A decisão do governo de instituir cotas de importação para o setor automobilístico é retrocesso claro. E não se deve ao fato de o ministro José Serra ser paulista, ou de a ministra Dorothéa Werneck ser mineira, como sugerem alguns desses inacreditáveis comentários que volta e meia pipocam na mídia, brilhantes como a luz do abajur lilás.
Um setor como o automobilístico -que responde por 10% do PIB- afeta a economia como um todo. E há a necessidade premente de se definir uma política industrial clara, de longo prazo, que estimule os investimentos no setor.
A questão é que o caminho escolhido não foi o melhor. Baseia-se numa visão cepalina (da Comissão Econômica para a América Latina) da história, que se supunha erradicada pelas modernas teorias de política industrial, mas que ainda frequenta o imaginário do ministro José Serra.
Por esta visão, o mercado interno constitui-se em fator estratégico de uma nação. Para abri-lo ao exterior, exigem-se contrapartidas da parte dos investidores externos, em troca de proteção aos que aqui se instalarem.

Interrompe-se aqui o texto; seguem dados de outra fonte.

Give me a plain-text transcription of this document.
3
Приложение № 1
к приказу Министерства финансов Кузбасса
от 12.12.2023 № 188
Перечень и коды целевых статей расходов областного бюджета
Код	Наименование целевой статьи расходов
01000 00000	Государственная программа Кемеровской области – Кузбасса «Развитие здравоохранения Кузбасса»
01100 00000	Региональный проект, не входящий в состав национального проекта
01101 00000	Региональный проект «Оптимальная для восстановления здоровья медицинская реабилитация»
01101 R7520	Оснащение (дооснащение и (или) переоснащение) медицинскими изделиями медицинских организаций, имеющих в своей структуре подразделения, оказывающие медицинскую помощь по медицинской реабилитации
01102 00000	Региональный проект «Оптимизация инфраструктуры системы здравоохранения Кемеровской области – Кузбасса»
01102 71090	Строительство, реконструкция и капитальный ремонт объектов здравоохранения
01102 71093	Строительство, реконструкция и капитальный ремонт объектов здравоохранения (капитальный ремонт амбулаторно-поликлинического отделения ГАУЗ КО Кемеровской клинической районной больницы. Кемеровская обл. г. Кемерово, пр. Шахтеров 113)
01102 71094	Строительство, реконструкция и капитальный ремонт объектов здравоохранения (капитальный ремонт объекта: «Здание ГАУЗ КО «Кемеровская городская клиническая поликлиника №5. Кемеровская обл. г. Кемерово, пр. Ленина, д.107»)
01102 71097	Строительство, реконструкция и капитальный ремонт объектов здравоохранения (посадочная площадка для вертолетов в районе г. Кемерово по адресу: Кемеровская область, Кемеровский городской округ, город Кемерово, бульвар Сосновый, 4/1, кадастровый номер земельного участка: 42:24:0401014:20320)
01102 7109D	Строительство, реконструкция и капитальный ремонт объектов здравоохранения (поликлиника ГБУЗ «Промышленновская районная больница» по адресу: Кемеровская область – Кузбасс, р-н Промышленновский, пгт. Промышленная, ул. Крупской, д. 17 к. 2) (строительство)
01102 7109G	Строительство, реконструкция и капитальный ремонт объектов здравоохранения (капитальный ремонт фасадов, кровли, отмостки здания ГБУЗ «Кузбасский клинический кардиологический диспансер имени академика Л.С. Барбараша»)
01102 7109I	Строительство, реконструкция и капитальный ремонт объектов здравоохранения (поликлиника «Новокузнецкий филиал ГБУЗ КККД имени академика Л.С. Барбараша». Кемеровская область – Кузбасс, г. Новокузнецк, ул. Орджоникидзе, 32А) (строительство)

Trata-se de uma posição legítima, porém anacrônica; uma reedição amenizada dos mesmos conceitos que levaram à reserva de mercado da informática e quetais.
Ambiente competitivo
As modernas teorias de política industrial definem dois pontos essenciais de competitividade para um país. De um lado, a criação do ambiente econômico eficiente -como infra-estrutura, mão-de-obra especializada etc.

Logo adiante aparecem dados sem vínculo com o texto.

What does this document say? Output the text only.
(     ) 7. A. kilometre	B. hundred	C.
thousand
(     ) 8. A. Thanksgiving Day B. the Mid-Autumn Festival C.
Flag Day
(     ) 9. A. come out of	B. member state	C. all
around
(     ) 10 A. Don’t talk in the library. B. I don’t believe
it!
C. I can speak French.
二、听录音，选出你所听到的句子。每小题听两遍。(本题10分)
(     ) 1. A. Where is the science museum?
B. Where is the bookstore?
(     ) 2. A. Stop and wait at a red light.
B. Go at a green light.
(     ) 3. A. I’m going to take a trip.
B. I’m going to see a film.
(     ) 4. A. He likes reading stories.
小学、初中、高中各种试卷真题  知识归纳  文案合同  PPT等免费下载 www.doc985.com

De outro, um sistema competitivo vigoroso, onde o grande fator de aprimoramento dos produtos internos seja o grau de exigência do consumidor nacional. O nível de exigência só pode ser efetivo se o consumidor dispuser de parâmetros e alternativas de produtos estrangeiros.
Portanto, o correto -ainda que incompleto- era o caminho original, trilhado pelo primeiro programa de abertura da economia. Abriu-se o mercado à competição externa, dotou-se o consumidor de leis e códigos de defesa e organizaram-se setores em torno de câmaras setoriais. Sem paternalismo e sem privilégios setoriais.

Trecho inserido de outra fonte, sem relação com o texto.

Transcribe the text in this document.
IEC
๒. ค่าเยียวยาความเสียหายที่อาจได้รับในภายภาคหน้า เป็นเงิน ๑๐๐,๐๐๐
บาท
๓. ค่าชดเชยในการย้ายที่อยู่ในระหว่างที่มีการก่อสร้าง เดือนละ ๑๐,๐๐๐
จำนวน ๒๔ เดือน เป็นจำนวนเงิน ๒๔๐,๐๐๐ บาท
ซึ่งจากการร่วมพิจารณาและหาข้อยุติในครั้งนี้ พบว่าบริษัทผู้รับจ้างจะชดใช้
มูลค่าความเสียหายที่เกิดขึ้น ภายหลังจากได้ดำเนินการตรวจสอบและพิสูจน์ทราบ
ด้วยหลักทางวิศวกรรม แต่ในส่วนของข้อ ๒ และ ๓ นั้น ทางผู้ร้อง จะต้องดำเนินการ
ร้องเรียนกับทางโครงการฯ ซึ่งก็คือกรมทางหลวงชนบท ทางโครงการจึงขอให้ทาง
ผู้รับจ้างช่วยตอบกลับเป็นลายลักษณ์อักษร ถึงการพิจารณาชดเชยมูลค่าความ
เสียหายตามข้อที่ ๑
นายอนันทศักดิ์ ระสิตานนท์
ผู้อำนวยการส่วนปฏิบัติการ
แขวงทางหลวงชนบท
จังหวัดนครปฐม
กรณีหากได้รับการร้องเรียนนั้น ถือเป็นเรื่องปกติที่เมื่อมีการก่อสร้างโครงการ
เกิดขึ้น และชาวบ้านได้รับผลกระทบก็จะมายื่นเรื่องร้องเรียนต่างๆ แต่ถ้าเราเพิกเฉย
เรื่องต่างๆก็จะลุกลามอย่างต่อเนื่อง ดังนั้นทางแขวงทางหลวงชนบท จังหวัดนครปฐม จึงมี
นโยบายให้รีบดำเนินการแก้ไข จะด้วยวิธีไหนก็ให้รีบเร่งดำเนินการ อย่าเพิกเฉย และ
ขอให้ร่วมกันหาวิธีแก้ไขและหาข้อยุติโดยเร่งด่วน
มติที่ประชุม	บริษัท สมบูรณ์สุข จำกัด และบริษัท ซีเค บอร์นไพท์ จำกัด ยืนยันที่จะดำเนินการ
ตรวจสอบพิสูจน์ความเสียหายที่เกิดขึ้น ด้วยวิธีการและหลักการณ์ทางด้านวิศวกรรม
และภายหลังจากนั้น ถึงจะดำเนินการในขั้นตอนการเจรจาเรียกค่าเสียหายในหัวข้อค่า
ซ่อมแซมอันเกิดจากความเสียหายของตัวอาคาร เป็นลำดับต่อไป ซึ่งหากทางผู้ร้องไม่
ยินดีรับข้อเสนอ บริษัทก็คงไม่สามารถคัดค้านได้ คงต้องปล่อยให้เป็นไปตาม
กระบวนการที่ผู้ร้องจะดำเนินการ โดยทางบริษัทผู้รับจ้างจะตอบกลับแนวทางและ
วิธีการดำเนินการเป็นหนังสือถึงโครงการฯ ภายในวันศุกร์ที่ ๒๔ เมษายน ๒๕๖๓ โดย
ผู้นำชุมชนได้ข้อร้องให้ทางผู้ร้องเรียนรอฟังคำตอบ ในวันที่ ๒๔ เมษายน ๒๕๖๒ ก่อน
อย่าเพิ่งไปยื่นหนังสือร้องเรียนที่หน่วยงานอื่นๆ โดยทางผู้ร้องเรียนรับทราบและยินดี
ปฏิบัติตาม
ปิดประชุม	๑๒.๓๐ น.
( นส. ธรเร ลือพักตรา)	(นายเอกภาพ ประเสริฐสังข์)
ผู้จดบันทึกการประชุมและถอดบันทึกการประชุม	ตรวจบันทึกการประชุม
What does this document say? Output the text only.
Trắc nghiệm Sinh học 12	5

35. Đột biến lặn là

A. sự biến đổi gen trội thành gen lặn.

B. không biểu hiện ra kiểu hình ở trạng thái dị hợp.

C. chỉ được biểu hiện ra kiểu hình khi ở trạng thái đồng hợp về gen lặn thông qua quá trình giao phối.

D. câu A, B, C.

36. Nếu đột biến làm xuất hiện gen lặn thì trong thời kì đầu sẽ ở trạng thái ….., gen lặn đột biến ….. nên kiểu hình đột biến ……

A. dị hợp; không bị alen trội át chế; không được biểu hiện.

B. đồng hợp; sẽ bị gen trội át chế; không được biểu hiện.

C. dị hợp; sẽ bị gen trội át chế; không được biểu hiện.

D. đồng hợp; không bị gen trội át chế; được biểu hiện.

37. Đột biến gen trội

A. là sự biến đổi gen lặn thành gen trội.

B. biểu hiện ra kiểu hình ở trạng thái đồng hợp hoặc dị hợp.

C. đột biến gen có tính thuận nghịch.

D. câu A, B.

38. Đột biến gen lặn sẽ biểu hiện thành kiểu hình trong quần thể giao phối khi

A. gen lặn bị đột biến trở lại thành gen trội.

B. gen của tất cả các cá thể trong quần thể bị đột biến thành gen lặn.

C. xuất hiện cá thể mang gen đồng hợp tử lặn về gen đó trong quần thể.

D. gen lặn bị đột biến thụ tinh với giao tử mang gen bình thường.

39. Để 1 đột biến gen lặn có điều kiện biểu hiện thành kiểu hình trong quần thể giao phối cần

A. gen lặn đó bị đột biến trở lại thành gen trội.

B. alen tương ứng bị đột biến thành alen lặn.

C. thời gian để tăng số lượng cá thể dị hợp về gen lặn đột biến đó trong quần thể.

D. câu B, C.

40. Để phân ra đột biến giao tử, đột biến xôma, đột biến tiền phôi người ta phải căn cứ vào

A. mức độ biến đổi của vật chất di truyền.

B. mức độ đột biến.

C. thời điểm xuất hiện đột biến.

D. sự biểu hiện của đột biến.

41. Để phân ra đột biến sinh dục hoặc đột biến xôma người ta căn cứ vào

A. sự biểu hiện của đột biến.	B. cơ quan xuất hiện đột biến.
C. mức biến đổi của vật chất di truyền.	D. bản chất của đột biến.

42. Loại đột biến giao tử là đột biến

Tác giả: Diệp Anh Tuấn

O segundo tempo do jogo deveria começar agora, com a redução do chamado ``custo Brasil" e a criação de instrumentos de financiamento e investimento.
Mas o processo acabou atropelado por dois erros fundamentais. O primeiro, a extraordinária irresponsabilidade dos técnicos do governo que no ano passado arrebentaram a política cambial e passaram por cima do cronograma de redução tarifária acordado em 1990.
Suas decisões trouxeram de volta o fantasma dos desequilíbrios comerciais, que poderia ser facilmente enfrentado com a adoção de alíquotas provisórias de importação. Em vez disso, definiram-se regras definitivas até 1999, de claro protecionismo a um segmento da indústria, dentro desse subdesenvolvimento institucional que caracteriza o país -no qual o poder de argumentação de um ministro é suficiente para transformar qualquer política definitiva em provisória e vice-versa.
Novo script
A ministra Dorothéa Werneck, que foi a grande propagandista do modelo original -de tão efetivos resultados- demonstrou mais uma vez que aceita qualquer script que se lhe apresente.